Kenna hesitated until one of his dark brows raised, issuing a challenge she could not ignore. She walked toward him. The sunlight at her back filtered through her blue muslin day dress, outlining the length of her long legs and the slenderness of her waist.

“Closer.” Rhys pointed to a spot directly in front of him, directly between his splayed legs. “Right here.” Kenna took the final two steps a shade defiantly and Rhys closed his legs, trapping her. “All right. Let’s address these issues. First, your height. Even on tiptoe you are still shorter than I am. Therefore, to me, you’re small. And airy? Kenna, if you saw the way you looked coming toward me, light and ethereal, you would not doubt me on this point.” He reached for her wrists and raised them in front of him. “That brings us to delicate. These are delicate.” He dropped them and spanned her waist with his hands. “This is delicate.” He drew her down on one knee and brushed her lips with the tips of his fingers. “Not delicate. Exquisite.”

“Rhys,” Kenna sighed. “You present a lovely argument. But I don’t think you understand the problem.”

“I’m listening.”

“It’s this: when you call me sprite I feel like your sister, or worse, the wretched little girl who dogged your every step at Dunnelly. More importantly, I wonder if that is how you see me. Is it, Rhys? I want to be your wife, your lover, your friend. Am I still a child in your eyes?”

“Child? No.” He shook his head for emphasis. “I haven’t thought of you as a child since your seventeenth birthday.”

Kenna could not hide her surprise. “You were on the Peninsula then. You hadn’t seen me for nearly three years.”

“I was on the Peninsula, yes, but Nick sent me a miniature of you. He commissioned a portrait of you for your birthday and asked the artist to duplicate the painting in miniature.”

“I never knew.”

“Nick knew better than to tell you. You wouldn’t have sat for the portrait.”

“God, I could be cruel!”

“You thought you had reason enough to hate me,” he reminded her. “When I saw the painting I saw a woman, Kenna, not a child. Your face was so solemn, so grave, that I wept for the loss of your childhood and wondered if you had even noted its passing. There was a frailty in your expression, a certain vulnerability in your eyes, and I mourned the absence of your spirit. It was not the wistful face of a child the artist had captured on canvas; it was the haunting face of a young woman who was completely unaware of her own beauty.
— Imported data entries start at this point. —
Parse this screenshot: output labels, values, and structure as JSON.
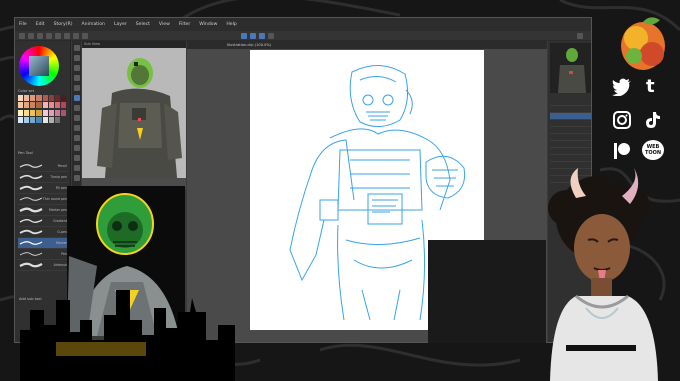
{
  "menu": [
    "File",
    "Edit",
    "Story(R)",
    "Animation",
    "Layer",
    "Select",
    "View",
    "Filter",
    "Window",
    "Help"
  ],
  "left_panel": {
    "swatch_label": "Color set",
    "brush_label": "Pen Tool",
    "brushes": [
      "Pencil",
      "Turnip pen",
      "Fill pen",
      "Thin round pen",
      "Marker pen",
      "Gradient",
      "G-pen",
      "Marker",
      "Pen",
      "Airbrush"
    ],
    "footer_label": "Add sub tool"
  },
  "reference_title": "Sub View",
  "canvas_tab": "Illustration.clip (100.0%)",
  "right_panel_rows": 14,
  "socials": {
    "labels": [
      "twitter",
      "tumblr",
      "instagram",
      "tiktok",
      "patreon",
      "webtoon"
    ],
    "webtoon_text": "WEB TOON"
  },
  "colors": {
    "app_bg": "#3b3b3b",
    "sketch_blue": "#3ba3e6",
    "accent_yellow": "#f5d21c",
    "helmet_green": "#2f9e3a"
  }
}
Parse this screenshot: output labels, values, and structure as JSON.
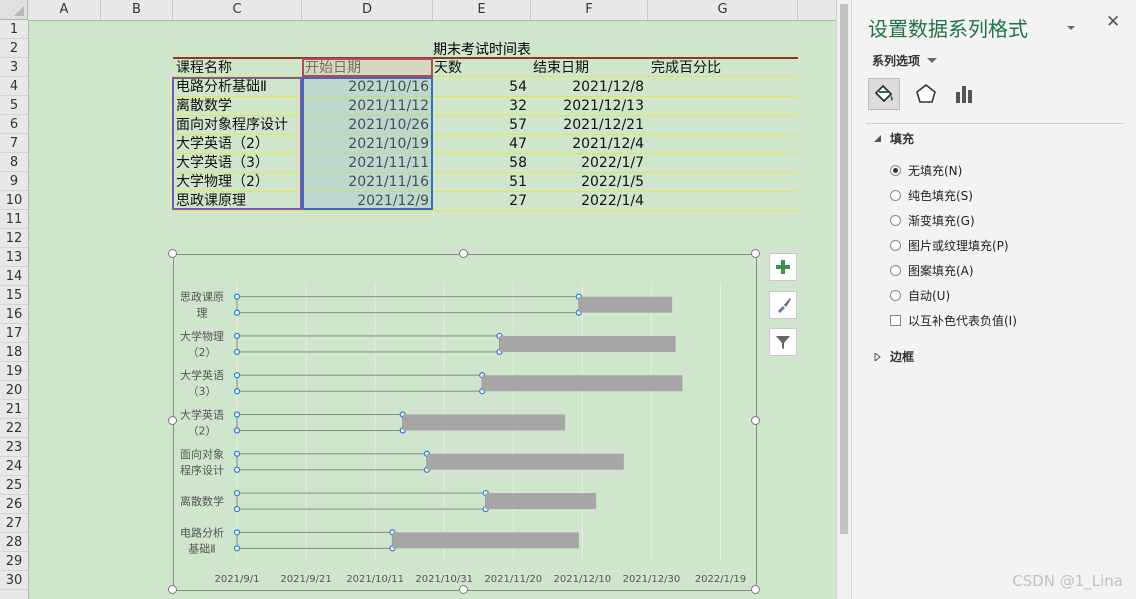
{
  "sheet": {
    "columns": [
      "A",
      "B",
      "C",
      "D",
      "E",
      "F",
      "G"
    ],
    "rows": [
      "1",
      "2",
      "3",
      "4",
      "5",
      "6",
      "7",
      "8",
      "9",
      "10",
      "11",
      "12",
      "13",
      "14",
      "15",
      "16",
      "17",
      "18",
      "19",
      "20",
      "21",
      "22",
      "23",
      "24",
      "25",
      "26",
      "27",
      "28",
      "29",
      "30"
    ],
    "table_title": "期末考试时间表",
    "headers": {
      "course": "课程名称",
      "start": "开始日期",
      "days": "天数",
      "end": "结束日期",
      "pct": "完成百分比"
    },
    "records": [
      {
        "course": "电路分析基础Ⅱ",
        "start": "2021/10/16",
        "days": "54",
        "end": "2021/12/8"
      },
      {
        "course": "离散数学",
        "start": "2021/11/12",
        "days": "32",
        "end": "2021/12/13"
      },
      {
        "course": "面向对象程序设计",
        "start": "2021/10/26",
        "days": "57",
        "end": "2021/12/21"
      },
      {
        "course": "大学英语（2）",
        "start": "2021/10/19",
        "days": "47",
        "end": "2021/12/4"
      },
      {
        "course": "大学英语（3）",
        "start": "2021/11/11",
        "days": "58",
        "end": "2022/1/7"
      },
      {
        "course": "大学物理（2）",
        "start": "2021/11/16",
        "days": "51",
        "end": "2022/1/5"
      },
      {
        "course": "思政课原理",
        "start": "2021/12/9",
        "days": "27",
        "end": "2022/1/4"
      }
    ]
  },
  "chart_data": {
    "type": "bar",
    "orientation": "horizontal-stacked",
    "categories": [
      [
        "思政课原",
        "理"
      ],
      [
        "大学物理",
        "（2）"
      ],
      [
        "大学英语",
        "（3）"
      ],
      [
        "大学英语",
        "（2）"
      ],
      [
        "面向对象",
        "程序设计"
      ],
      [
        "离散数学"
      ],
      [
        "电路分析",
        "基础Ⅱ"
      ]
    ],
    "series": [
      {
        "name": "开始日期",
        "start": [
          "2021/12/9",
          "2021/11/16",
          "2021/11/11",
          "2021/10/19",
          "2021/10/26",
          "2021/11/12",
          "2021/10/16"
        ],
        "fill": "none",
        "selected": true
      },
      {
        "name": "天数",
        "values": [
          27,
          51,
          58,
          47,
          57,
          32,
          54
        ],
        "color": "#a6a6a6"
      }
    ],
    "x_tick_labels": [
      "2021/9/1",
      "2021/9/21",
      "2021/10/11",
      "2021/10/31",
      "2021/11/20",
      "2021/12/10",
      "2021/12/30",
      "2022/1/19"
    ],
    "x_min": "2021/9/1",
    "x_max": "2022/1/29"
  },
  "chart_buttons": {
    "add": "chart-elements-icon",
    "style": "brush-icon",
    "filter": "filter-icon"
  },
  "pane": {
    "title": "设置数据系列格式",
    "section": "系列选项",
    "fill_header": "填充",
    "options": [
      "无填充(N)",
      "纯色填充(S)",
      "渐变填充(G)",
      "图片或纹理填充(P)",
      "图案填充(A)",
      "自动(U)"
    ],
    "invert_label": "以互补色代表负值(I)",
    "border_header": "边框"
  },
  "watermark": "CSDN @1_Lina",
  "colors": {
    "accent": "#217346",
    "bar": "#a6a6a6",
    "sheet_bg": "#cfe6cc"
  }
}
“I had a locket made for the miniature and I carried it everywhere. It was my good luck piece. To this day I don’t know what happened to it. I was preparing for a battle and reached in my pocket to get it, just to hold it for a moment, and it wasn’t there. I shall never forget how scared I was to face the enemy that day.”

“You didn’t need it.” A lump in her throat made it difficult to get out the words.
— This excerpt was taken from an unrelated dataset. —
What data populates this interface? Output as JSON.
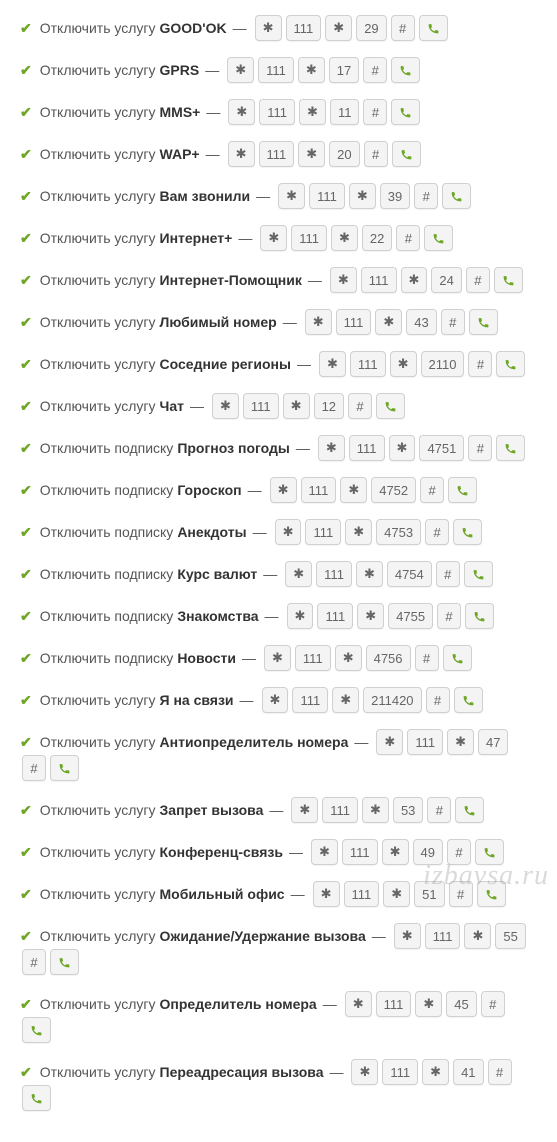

“You’ll never convince me of that,” he said in self-mockery. “That was the day two of my finest animals were shot out from under me and a pistol ball creased my hairline.” He caught her horror. “I was unconscious for a while, that’s all. It was not much more than a scratch.”
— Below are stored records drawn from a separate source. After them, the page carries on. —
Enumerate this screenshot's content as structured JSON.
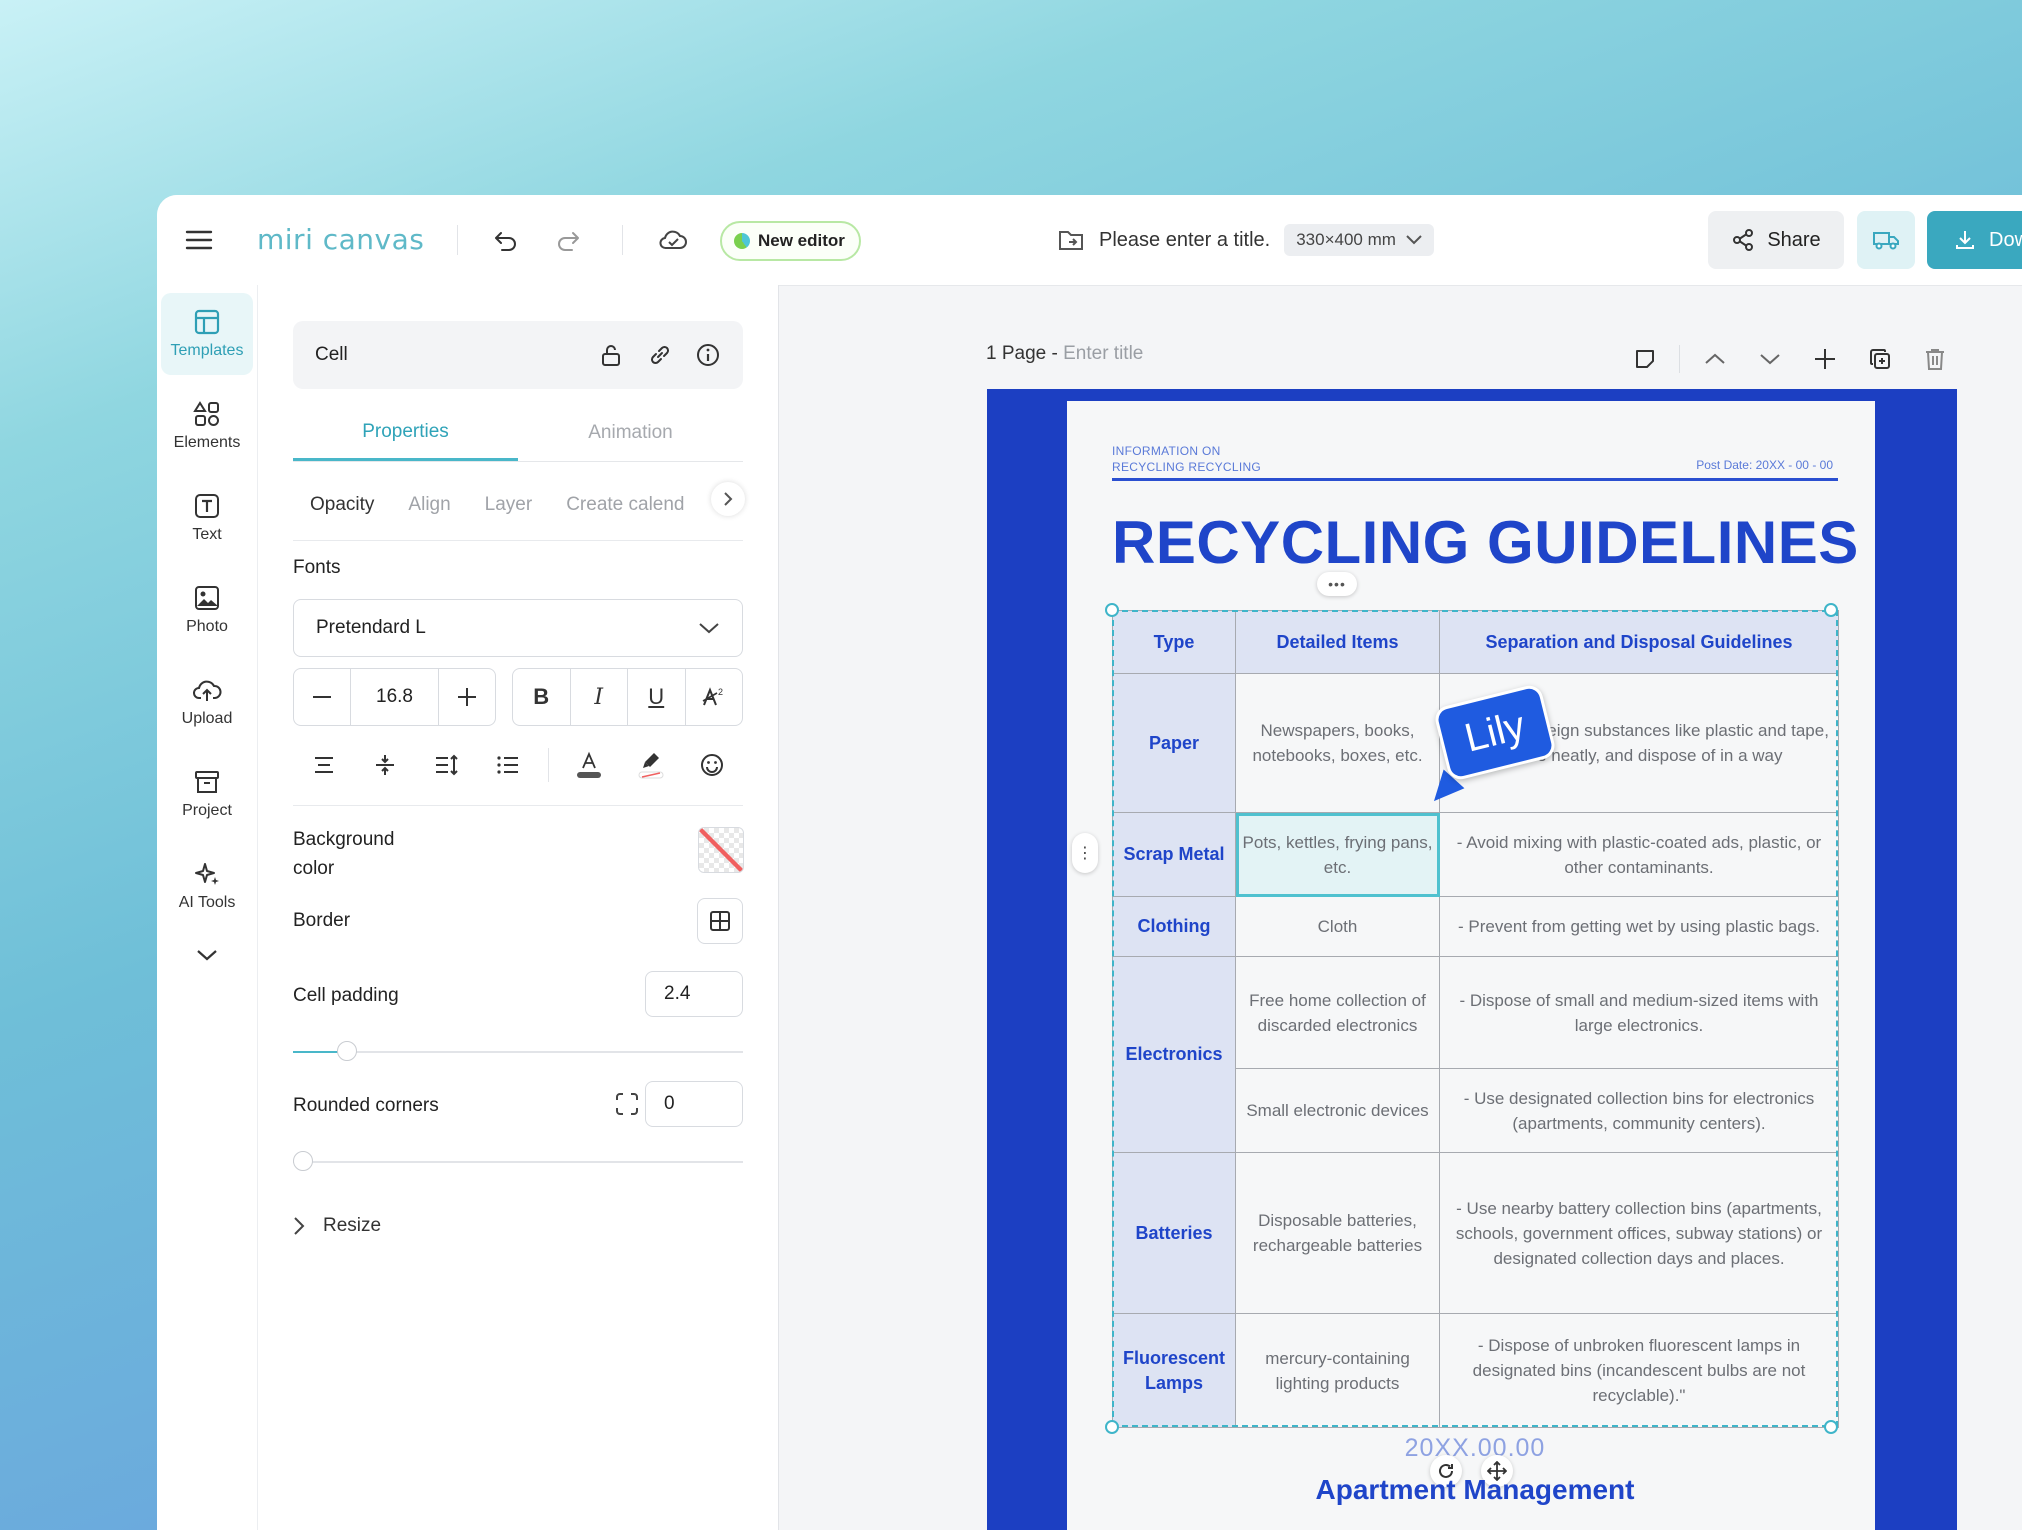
{
  "topbar": {
    "logo": "miri canvas",
    "new_editor": "New editor",
    "title_placeholder": "Please enter a title.",
    "size": "330×400 mm",
    "share": "Share",
    "download": "Dow"
  },
  "rail": {
    "items": [
      {
        "label": "Templates",
        "icon": "template-icon"
      },
      {
        "label": "Elements",
        "icon": "elements-icon"
      },
      {
        "label": "Text",
        "icon": "text-icon"
      },
      {
        "label": "Photo",
        "icon": "photo-icon"
      },
      {
        "label": "Upload",
        "icon": "upload-icon"
      },
      {
        "label": "Project",
        "icon": "project-icon"
      },
      {
        "label": "AI Tools",
        "icon": "sparkle-icon"
      }
    ]
  },
  "panel": {
    "element_name": "Cell",
    "tabs": [
      "Properties",
      "Animation"
    ],
    "subtabs": [
      "Opacity",
      "Align",
      "Layer",
      "Create calend"
    ],
    "fonts_label": "Fonts",
    "font_value": "Pretendard L",
    "font_size": "16.8",
    "bg_label": "Background\ncolor",
    "border_label": "Border",
    "cell_padding_label": "Cell padding",
    "cell_padding_value": "2.4",
    "cell_padding_fraction": 0.12,
    "rounded_label": "Rounded corners",
    "rounded_value": "0",
    "rounded_fraction": 0.0,
    "resize_label": "Resize"
  },
  "page": {
    "label": "1 Page -",
    "title_placeholder": "Enter title"
  },
  "doc": {
    "head_left_1": "INFORMATION ON",
    "head_left_2": "RECYCLING RECYCLING",
    "head_right": "Post Date: 20XX - 00 - 00",
    "title": "RECYCLING GUIDELINES",
    "columns": [
      "Type",
      "Detailed Items",
      "Separation and Disposal Guidelines"
    ],
    "rows": {
      "paper": {
        "type": "Paper",
        "items": "Newspapers, books, notebooks, boxes, etc.",
        "guide": "- Remove foreign substances like plastic and tape, bundle neatly, and dispose of in a way"
      },
      "scrap": {
        "type": "Scrap Metal",
        "items": "Pots, kettles, frying pans, etc.",
        "guide": "- Avoid mixing with plastic-coated ads, plastic, or other contaminants."
      },
      "clothing": {
        "type": "Clothing",
        "items": "Cloth",
        "guide": "- Prevent from getting wet by using plastic bags."
      },
      "electronics": {
        "type": "Electronics",
        "items_a": "Free home collection of discarded electronics",
        "guide_a": "- Dispose of small and medium-sized items with large electronics.",
        "items_b": "Small electronic devices",
        "guide_b": "- Use designated collection bins for electronics (apartments, community centers)."
      },
      "batteries": {
        "type": "Batteries",
        "items": "Disposable batteries, rechargeable batteries",
        "guide": "- Use nearby battery collection bins (apartments, schools, government offices, subway stations) or designated collection days and places."
      },
      "fluorescent": {
        "type": "Fluorescent Lamps",
        "items": "mercury-containing lighting products",
        "guide": "- Dispose of unbroken fluorescent lamps in designated bins (incandescent bulbs are not recyclable).\""
      }
    },
    "date": "20XX.00.00",
    "footer": "Apartment Management"
  },
  "cursor_label": "Lily",
  "colors": {
    "accent": "#3aa8bf",
    "doc_blue": "#1f45c9",
    "page_blue": "#1c3fc2"
  }
}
“Oh, Rhys,” she said miserably.

“Don’t think on it, Kenna. I don’t. Think on this: when I call you sprite it is because you’ve triggered a chord that responds to your spirit. Don’t ask me to ignore it. I don’t think I can. I loved you as a brother when you were a child. Not any longer. I thought you understood. I love you as a man can only love a woman. There has been nothing less in my heart for years.”

“You never said…I thought everything you did for me was toward protecting me. I thought you were sacrificing your life for mine.”

“I am not a sacrificing man,” he said. “I’m a selfish one. Very, very selfish. You are as necessary to me as air itself. I would guard you as jealously as a thirsty man would guard his last few drops of water. That is the sort of protection I’ve always offered you.”

“I love you,” she said. Kenna leaned her head against his shoulder. “Dear God, how I love you!”